I’ll be posting more on the House draft bill later, but I first I want to call your attention to the current issue of Education Week. As usual, it’s full of NCLB news and commentary.
The 39th Annual Phi Delta Kappa/Gallup poll on attitudes toward public schools is out today and it focuses primarily on NCLB. The headline Poll Finds Rise in Unfavorable Views of NCLB tells the story in a nutshell. Andrew Trotter’s story lays out the details, documenting how public support for the law has declined gradually since 2003. NCLB critics say the public attitudes mirror their own complaints about the law. (See here and here.)
On the Reading First beat, Kathleen Kennedy Manzo delivers two reports.
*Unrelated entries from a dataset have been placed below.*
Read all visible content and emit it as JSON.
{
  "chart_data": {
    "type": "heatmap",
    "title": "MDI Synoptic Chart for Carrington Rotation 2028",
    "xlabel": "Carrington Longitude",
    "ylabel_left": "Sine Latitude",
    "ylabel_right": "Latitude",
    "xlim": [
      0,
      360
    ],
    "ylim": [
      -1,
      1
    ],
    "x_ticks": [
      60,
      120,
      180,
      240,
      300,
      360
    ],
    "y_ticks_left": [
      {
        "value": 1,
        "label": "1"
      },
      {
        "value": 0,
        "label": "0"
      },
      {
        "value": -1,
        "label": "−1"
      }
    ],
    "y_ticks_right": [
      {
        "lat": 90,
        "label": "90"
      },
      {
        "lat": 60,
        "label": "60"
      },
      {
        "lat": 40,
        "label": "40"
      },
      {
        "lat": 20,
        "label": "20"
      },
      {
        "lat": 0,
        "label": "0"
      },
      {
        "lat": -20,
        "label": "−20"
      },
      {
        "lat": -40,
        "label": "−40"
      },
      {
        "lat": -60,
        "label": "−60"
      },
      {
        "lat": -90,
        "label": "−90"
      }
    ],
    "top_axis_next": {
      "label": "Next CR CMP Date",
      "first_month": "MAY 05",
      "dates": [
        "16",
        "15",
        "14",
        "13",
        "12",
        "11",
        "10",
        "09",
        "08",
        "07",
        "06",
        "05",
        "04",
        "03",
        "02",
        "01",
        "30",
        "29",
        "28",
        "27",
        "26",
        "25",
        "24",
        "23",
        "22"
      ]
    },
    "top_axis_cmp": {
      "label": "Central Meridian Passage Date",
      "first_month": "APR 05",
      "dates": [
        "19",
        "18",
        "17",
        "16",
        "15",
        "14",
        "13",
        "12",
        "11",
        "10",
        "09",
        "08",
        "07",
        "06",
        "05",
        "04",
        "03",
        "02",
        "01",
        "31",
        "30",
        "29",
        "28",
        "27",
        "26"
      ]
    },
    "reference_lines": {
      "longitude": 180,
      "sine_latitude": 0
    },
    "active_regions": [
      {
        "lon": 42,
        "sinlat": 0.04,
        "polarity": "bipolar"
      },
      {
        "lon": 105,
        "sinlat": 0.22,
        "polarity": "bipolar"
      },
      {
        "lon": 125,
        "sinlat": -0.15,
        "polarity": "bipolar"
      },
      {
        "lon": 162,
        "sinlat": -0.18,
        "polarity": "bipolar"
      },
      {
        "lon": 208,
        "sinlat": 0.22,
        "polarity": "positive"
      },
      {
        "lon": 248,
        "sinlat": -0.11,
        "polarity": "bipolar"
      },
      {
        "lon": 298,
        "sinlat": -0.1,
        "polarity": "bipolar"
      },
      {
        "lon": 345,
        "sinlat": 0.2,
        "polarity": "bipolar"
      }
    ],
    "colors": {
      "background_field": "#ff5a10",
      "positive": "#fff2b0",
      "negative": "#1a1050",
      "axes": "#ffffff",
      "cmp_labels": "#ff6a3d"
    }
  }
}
Federal Reading Review Overlooks Popular Text explains that the What Works Clearinghouse found that the best-selling reading programs for the early grades did not have the kinds of rigorous studies required to be included in the review.
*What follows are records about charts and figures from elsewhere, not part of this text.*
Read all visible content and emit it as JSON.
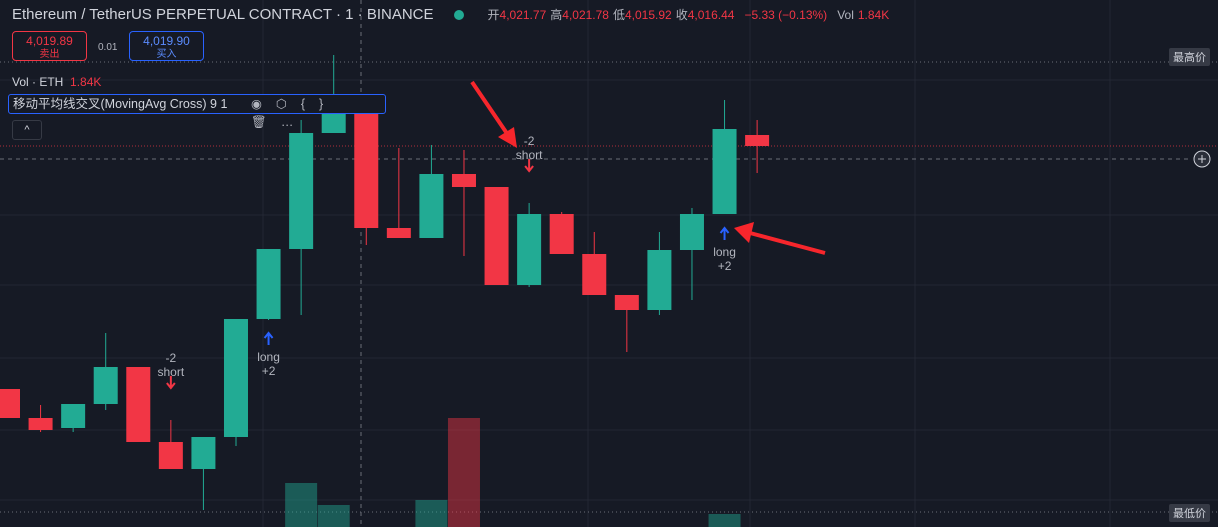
{
  "header": {
    "symbol": "Ethereum / TetherUS PERPETUAL CONTRACT · 1 · BINANCE",
    "ohlc": [
      {
        "label": "开",
        "value": "4,021.77"
      },
      {
        "label": "高",
        "value": "4,021.78"
      },
      {
        "label": "低",
        "value": "4,015.92"
      },
      {
        "label": "收",
        "value": "4,016.44"
      }
    ],
    "change": "−5.33 (−0.13%)",
    "vol_label": "Vol",
    "vol_value": "1.84K"
  },
  "trade": {
    "sell_price": "4,019.89",
    "sell_label": "卖出",
    "spread": "0.01",
    "buy_price": "4,019.90",
    "buy_label": "买入"
  },
  "volume_legend": {
    "label": "Vol · ETH",
    "value": "1.84K"
  },
  "indicator": {
    "name": "移动平均线交叉(MovingAvg Cross)",
    "params": "9 1"
  },
  "price_tags": {
    "high": "最高价",
    "low": "最低价"
  },
  "chart_data": {
    "type": "candlestick",
    "ylim": [
      3826,
      4089.5
    ],
    "vlim": [
      0,
      10
    ],
    "open": [
      3895,
      3880.5,
      3875.5,
      3887.5,
      3906,
      3868.5,
      3855,
      3871,
      3930,
      3965,
      4023,
      4032.5,
      3975.5,
      3970.5,
      4002.5,
      3996,
      3947,
      3982.5,
      3962.5,
      3942,
      3934.5,
      3964.5,
      3982.5,
      4022
    ],
    "high": [
      3895,
      3887,
      3887.5,
      3923,
      3906,
      3879.5,
      3871,
      3930,
      3965,
      4029.5,
      4062,
      4032.5,
      4015.5,
      4017,
      4014.5,
      3996,
      3988,
      3983.5,
      3973.5,
      3942,
      3973.5,
      3985.5,
      4039.5,
      4029.5
    ],
    "low": [
      3880.5,
      3873.5,
      3873.5,
      3884.5,
      3868.5,
      3855,
      3834.5,
      3866.5,
      3929.5,
      3932,
      4023,
      3967,
      3970.5,
      3970.5,
      3961.5,
      3947,
      3946,
      3962.5,
      3942,
      3913.5,
      3932,
      3939.5,
      3982.5,
      4003
    ],
    "close": [
      3880.5,
      3874.5,
      3887.5,
      3906,
      3868.5,
      3855,
      3871,
      3930,
      3965,
      4023,
      4032.5,
      3975.5,
      3970.5,
      4002.5,
      3996,
      3947,
      3982.5,
      3962.5,
      3942,
      3934.5,
      3964.5,
      3982.5,
      4025,
      4016.5
    ],
    "volume": [
      null,
      null,
      null,
      null,
      null,
      null,
      null,
      null,
      null,
      2.2,
      1.1,
      null,
      null,
      1.35,
      5.45,
      null,
      null,
      null,
      null,
      null,
      null,
      null,
      0.65,
      null
    ],
    "up_color": "#22ab94",
    "down_color": "#f23645",
    "signals": [
      {
        "index": 5,
        "side": "short",
        "lines": [
          "-2",
          "short"
        ]
      },
      {
        "index": 8,
        "side": "long",
        "lines": [
          "long",
          "+2"
        ]
      },
      {
        "index": 16,
        "side": "short",
        "lines": [
          "-2",
          "short"
        ]
      },
      {
        "index": 22,
        "side": "long",
        "lines": [
          "long",
          "+2"
        ]
      }
    ]
  }
}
In Reading Results Hard to Translate, Panel Concludes, Manzo says that researchers on a Reading First advisory panel can’t judge the effectiveness of the program based on existing state data. (That’s the same data that Bush administration officials put forward earlier this year as proof of the program’s effectiveness.)
In Suit Contests ‘Loophole’ for Alternate Paths, Vaishali Honowar lays out the argument on the teacher quality lawsuit I wrote about here. She includes a “no comment” from a Department of Education spokeswoman.
In the Commentary section, Bruce Fuller’s The Democrats’ ‘No Child’ Divide’ recounts Democrats’ summer of discontent over NCLB. He quotes liberally from leading presidential candidates. He adds, though, that the 42 rookie Democrats also hold the key to reauthorization because they represent the moderate districts Democrats must retain to keep their House majority.
It’ll be interesting to hear what those first-termers have to say about yesterday’s news.